Отдаваясь во власть воспоминаний, бабушка невольно улыбнулась.
– Твоя мать была так красива и невинна, так хотела все увидеть, узнать и попробовать. Неудивительно, что она оказалась легкой добычей для тех, кто был старше и хитрее. Они внушили ей, что нет ничего слаще запретного плода. Когда ей исполнилось шестнадцать, она уже пользовалась бешеным успехом. Все окрестные парни мечтали о встречах с ней. Были готовы на все, лишь бы завоевать хоть малую толику ее внимания. В ад бы пошли ради ее улыбки, смеха, приветливого словечка, которое можно было истолковать как обещание. Ну а она вертела ими как хотела. У нее вошло в привычку заставлять поклонников выполнять за нее домашнюю работу. Эти бедолаги в очередь выстраивались, чтобы помочь дедушке Джеку, который смотрел на них как на своих рабов. Вместо того чтобы помогать собственным отцам, они пахали на отца Габриеллы, надеясь тем самым заслужить ее расположение. Я говорила твоему деду, что до добра это не доведет, но он, как всегда, пропустил мои слова мимо ушей. Как-то вечером, месяцев семь спустя после шестнадцатого дня рождения Габриеллы, она пришла ко мне вот в эту самую комнату. Она сидела там, где сейчас сидишь ты. Стоило мне взглянуть на нее, я все поняла, прежде чем она успела произнести хоть слово. Душа ее была для меня как открытая книга. Сердце у меня упало. «Мама, – сказала она, и голос ее задрожал, – кажется, я беременна».
Что я могла на это ответить?
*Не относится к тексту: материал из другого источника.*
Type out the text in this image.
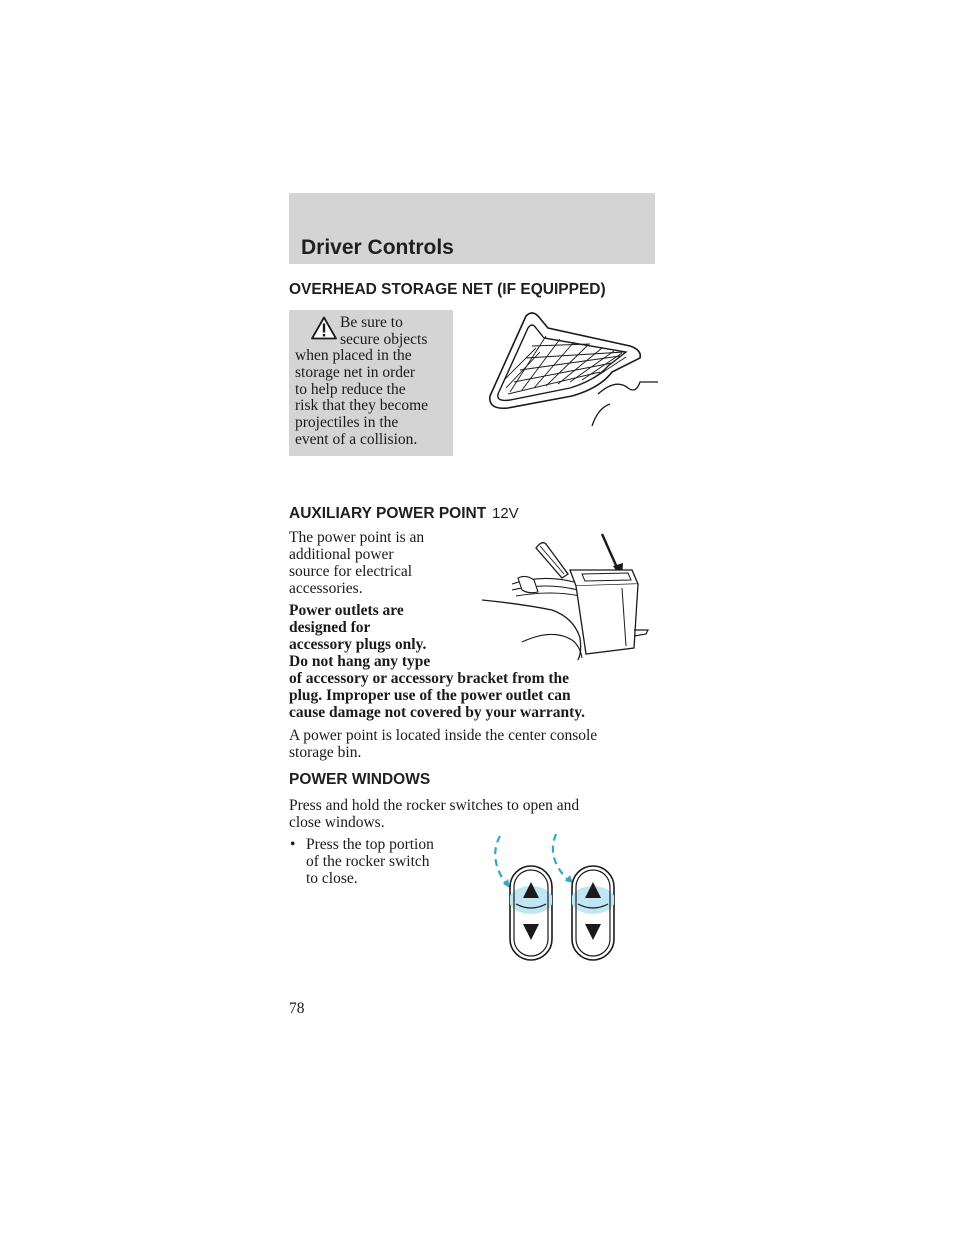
Driver Controls
OVERHEAD STORAGE NET (IF EQUIPPED)
Be sure to
secure objects
when placed in the
storage net in order
to help reduce the
risk that they become
projectiles in the
event of a collision.
AUXILIARY POWER POINT 12V
The power point is an
additional power
source for electrical
accessories.
Power outlets are
designed for
accessory plugs only.
Do not hang any type
of accessory or accessory bracket from the
plug. Improper use of the power outlet can
cause damage not covered by your warranty.
A power point is located inside the center console
storage bin.
POWER WINDOWS
Press and hold the rocker switches to open and
close windows.
• Press the top portion
of the rocker switch
to close.
78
Случилось то, что должно было случиться. Тайные мои страхи стали явью. Ты знаешь, мы, католики, считаем убийство неродившегося ребенка величайшим грехом и не при знаем абортов. Я спросила у Габриеллы, кто отец. Она только покачала головой и убежала. Когда дедушка Джек вернулся домой, я рассказала ему о нашем горе. Он взбесился. Набросился на нее с кулаками и, наверное, забил бы до смерти, не успей я вмешаться. Так или иначе, он выбил из нее имя отца ребенка, – многозначительно произнесла бабушка и подняла на меня глаза.